New Service Aims to Provide ‘Netflix for Adult’
SANTA MONICA, Calif. – A new online video venture aspires to provide consumers with a Netflix- or Hulu-like experience while offering adult content producers another outlet for their explicit wares.
Skweez Media unveiled SkweezMe.com during the Adult Entertainment Expo in Las Vegas late last week. The site presents licensed, full-length adult titles in an unlimited-streaming-per-day format, on multiple platforms, at a price Executive Vice President of Content Marketing Mike Kulich called “more comparable to current mainstream viewing habits.”
Kulich said his company hopes to change attitudes both inside and outside the industry with the site.
“Skweez Media is revolutionizing how content owners, including studios, offer their product via online video services,” he averred. “With the decline of DVD and pay-site revenue due to factors including tube sites and content piracy, we offer our platform to our licensees as a way to monetize their content that is unlike any of the [other video-on-demand] services out there. It will better protect content ownership, and provide a new way for consumers to stream quality adult content at a price point more in line with the fast growing technology-based market.”

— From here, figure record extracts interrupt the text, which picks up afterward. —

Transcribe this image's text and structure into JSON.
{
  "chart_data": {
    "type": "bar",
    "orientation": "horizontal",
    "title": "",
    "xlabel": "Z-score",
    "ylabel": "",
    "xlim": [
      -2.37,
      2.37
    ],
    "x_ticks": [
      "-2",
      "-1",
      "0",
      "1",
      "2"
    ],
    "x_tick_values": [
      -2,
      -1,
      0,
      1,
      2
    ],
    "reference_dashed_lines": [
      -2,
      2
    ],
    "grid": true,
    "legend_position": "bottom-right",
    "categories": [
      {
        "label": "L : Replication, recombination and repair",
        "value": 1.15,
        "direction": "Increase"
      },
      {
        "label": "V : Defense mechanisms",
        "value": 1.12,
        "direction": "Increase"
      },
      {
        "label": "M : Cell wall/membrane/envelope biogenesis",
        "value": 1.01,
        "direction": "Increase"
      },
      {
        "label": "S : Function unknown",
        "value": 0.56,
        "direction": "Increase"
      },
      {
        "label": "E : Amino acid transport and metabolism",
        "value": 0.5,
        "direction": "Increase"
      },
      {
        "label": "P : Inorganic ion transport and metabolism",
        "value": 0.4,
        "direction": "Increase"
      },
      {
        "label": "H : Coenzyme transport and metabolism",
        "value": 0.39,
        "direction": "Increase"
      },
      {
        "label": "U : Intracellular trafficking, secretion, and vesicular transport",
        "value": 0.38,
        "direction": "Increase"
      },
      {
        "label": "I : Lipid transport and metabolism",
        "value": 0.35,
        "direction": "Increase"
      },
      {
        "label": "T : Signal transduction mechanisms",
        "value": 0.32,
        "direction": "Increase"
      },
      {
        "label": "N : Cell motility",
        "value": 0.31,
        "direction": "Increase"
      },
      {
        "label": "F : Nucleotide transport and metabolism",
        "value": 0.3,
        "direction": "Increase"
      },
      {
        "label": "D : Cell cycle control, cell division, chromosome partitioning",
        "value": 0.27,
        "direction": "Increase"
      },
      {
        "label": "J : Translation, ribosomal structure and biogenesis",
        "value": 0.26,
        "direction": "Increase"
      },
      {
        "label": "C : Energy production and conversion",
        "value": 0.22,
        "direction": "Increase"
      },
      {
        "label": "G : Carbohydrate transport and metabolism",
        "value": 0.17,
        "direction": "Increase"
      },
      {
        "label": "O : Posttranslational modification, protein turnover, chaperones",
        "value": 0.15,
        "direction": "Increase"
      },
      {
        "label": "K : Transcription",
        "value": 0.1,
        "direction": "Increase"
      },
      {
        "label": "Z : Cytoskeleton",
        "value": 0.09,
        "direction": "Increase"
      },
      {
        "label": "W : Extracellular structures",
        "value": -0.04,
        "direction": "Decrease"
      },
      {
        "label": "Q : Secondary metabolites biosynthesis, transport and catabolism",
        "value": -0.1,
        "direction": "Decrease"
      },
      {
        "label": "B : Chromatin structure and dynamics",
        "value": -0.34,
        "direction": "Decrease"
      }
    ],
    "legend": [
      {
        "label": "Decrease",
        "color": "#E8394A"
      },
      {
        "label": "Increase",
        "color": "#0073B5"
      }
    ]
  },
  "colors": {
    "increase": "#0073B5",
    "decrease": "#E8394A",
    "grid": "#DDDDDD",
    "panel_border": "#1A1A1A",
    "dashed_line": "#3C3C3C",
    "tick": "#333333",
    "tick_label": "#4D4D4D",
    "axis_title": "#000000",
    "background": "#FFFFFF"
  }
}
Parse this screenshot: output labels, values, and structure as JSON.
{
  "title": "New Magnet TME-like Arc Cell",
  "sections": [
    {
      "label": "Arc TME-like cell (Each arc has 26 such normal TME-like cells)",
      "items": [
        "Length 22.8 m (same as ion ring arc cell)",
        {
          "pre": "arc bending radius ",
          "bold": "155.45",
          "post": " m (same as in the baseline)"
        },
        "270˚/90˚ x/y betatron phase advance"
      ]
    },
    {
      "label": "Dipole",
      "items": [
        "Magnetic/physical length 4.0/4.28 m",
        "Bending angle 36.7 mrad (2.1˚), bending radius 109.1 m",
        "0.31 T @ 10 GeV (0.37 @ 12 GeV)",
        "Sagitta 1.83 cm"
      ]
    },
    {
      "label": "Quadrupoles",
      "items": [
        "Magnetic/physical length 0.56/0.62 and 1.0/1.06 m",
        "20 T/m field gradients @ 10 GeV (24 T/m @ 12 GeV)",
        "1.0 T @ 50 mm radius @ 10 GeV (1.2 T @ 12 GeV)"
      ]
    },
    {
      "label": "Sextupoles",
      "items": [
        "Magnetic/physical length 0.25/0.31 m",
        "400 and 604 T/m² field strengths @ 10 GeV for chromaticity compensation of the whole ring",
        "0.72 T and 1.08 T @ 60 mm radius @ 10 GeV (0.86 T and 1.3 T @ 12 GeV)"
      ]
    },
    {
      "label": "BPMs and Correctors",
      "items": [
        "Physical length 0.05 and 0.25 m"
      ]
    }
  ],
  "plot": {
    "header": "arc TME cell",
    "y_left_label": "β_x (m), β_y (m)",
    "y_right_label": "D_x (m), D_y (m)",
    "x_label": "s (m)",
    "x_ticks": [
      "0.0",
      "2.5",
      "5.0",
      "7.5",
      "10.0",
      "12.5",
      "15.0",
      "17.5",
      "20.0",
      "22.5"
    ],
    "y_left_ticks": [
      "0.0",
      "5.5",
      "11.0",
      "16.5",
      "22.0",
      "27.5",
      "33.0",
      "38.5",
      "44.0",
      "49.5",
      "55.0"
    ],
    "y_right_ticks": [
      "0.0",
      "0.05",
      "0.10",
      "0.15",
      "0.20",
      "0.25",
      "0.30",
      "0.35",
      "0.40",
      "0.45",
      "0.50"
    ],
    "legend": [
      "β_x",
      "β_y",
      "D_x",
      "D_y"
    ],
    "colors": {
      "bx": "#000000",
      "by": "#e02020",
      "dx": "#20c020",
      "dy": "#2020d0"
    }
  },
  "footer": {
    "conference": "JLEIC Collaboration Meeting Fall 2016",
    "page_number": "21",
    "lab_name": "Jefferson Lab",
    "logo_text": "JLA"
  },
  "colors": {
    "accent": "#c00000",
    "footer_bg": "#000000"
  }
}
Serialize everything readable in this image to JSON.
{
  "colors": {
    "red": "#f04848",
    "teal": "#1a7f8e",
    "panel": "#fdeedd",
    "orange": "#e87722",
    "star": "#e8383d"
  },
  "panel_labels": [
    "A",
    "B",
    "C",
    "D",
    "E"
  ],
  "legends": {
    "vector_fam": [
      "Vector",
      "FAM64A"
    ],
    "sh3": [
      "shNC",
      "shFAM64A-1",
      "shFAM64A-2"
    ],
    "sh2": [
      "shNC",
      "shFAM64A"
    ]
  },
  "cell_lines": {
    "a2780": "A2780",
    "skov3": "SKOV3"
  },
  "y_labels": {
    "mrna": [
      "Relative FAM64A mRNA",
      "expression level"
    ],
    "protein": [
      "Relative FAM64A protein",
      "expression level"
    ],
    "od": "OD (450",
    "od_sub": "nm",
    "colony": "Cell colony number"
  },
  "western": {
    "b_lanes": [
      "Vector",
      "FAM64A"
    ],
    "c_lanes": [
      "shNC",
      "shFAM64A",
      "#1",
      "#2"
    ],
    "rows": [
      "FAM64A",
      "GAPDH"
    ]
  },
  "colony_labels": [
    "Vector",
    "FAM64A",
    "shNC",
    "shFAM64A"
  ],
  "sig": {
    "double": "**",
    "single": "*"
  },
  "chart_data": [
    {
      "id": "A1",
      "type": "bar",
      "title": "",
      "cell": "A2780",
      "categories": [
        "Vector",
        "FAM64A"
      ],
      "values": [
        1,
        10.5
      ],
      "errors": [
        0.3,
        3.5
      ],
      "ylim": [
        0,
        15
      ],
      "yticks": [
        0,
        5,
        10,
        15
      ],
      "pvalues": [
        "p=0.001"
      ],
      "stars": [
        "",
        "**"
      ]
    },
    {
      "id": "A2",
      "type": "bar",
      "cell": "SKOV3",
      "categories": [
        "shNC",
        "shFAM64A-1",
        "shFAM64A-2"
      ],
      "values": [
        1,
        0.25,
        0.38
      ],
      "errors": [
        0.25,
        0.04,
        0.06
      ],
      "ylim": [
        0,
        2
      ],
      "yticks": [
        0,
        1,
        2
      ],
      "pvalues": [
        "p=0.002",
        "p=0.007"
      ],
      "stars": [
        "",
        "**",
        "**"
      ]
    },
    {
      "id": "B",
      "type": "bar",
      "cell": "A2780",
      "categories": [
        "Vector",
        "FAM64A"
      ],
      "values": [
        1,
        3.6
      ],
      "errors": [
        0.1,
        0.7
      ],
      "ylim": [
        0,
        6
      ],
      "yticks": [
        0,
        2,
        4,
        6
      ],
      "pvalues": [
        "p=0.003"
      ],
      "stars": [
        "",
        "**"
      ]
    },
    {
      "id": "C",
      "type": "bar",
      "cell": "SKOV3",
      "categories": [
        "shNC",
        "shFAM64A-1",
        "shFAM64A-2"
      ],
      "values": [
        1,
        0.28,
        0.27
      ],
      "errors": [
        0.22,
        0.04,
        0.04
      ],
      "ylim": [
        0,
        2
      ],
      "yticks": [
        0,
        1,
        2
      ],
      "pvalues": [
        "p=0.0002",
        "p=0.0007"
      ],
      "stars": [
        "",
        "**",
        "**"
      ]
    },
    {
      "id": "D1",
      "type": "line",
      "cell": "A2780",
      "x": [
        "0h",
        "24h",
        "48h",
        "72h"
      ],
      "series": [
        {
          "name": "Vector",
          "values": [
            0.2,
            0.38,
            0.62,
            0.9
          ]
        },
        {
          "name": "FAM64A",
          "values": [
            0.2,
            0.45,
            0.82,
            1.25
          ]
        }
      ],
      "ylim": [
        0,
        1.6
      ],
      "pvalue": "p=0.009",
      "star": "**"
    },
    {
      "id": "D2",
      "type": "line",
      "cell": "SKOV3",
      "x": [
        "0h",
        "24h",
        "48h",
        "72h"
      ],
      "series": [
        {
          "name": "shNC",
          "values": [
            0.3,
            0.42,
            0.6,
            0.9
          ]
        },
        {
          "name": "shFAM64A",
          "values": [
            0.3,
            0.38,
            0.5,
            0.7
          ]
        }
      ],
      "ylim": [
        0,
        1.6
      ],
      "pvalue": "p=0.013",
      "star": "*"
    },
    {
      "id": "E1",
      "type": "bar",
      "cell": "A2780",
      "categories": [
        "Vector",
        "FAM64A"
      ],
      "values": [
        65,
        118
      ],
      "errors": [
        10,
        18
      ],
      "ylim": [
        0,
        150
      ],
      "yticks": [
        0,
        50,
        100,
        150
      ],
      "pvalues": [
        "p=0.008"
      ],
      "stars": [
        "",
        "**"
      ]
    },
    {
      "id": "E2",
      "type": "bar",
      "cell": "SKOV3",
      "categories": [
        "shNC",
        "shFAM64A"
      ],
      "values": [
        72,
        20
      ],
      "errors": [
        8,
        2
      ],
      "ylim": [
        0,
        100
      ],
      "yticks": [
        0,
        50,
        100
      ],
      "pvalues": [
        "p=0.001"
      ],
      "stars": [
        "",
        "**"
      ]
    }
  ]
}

According to Skweez Media President Jamey Kirby, consumers have grown increasingly dissatisfied with both the recurring monthly billing model employed by most pay sites and the per-minute billing employed by VOD providers. Switching to a plan that more closely resembles mainstream e-commerce will set them at ease, he believes.
“Recurring billing is a marketer’s dream, but it can be a consumer’s nightmare,” he told CNBC correspondent Chris Morris.
Content owners are paid on a revenue-share basis: 25 percent of the income their products generate. Kulich indicated the split is a good deal for producers, considering SkweezMe projects a potential audience of 100 million viewers in an era when both digital piracy and flagging DVD sales have taken big bites out of most studios’ profits.
“We don’t expect to be able to recuperate the $4 billion the industry loses each year to piracy,” Kulich told CNBC’s Morris, “but it would be nice if we could recuperate a portion of it.”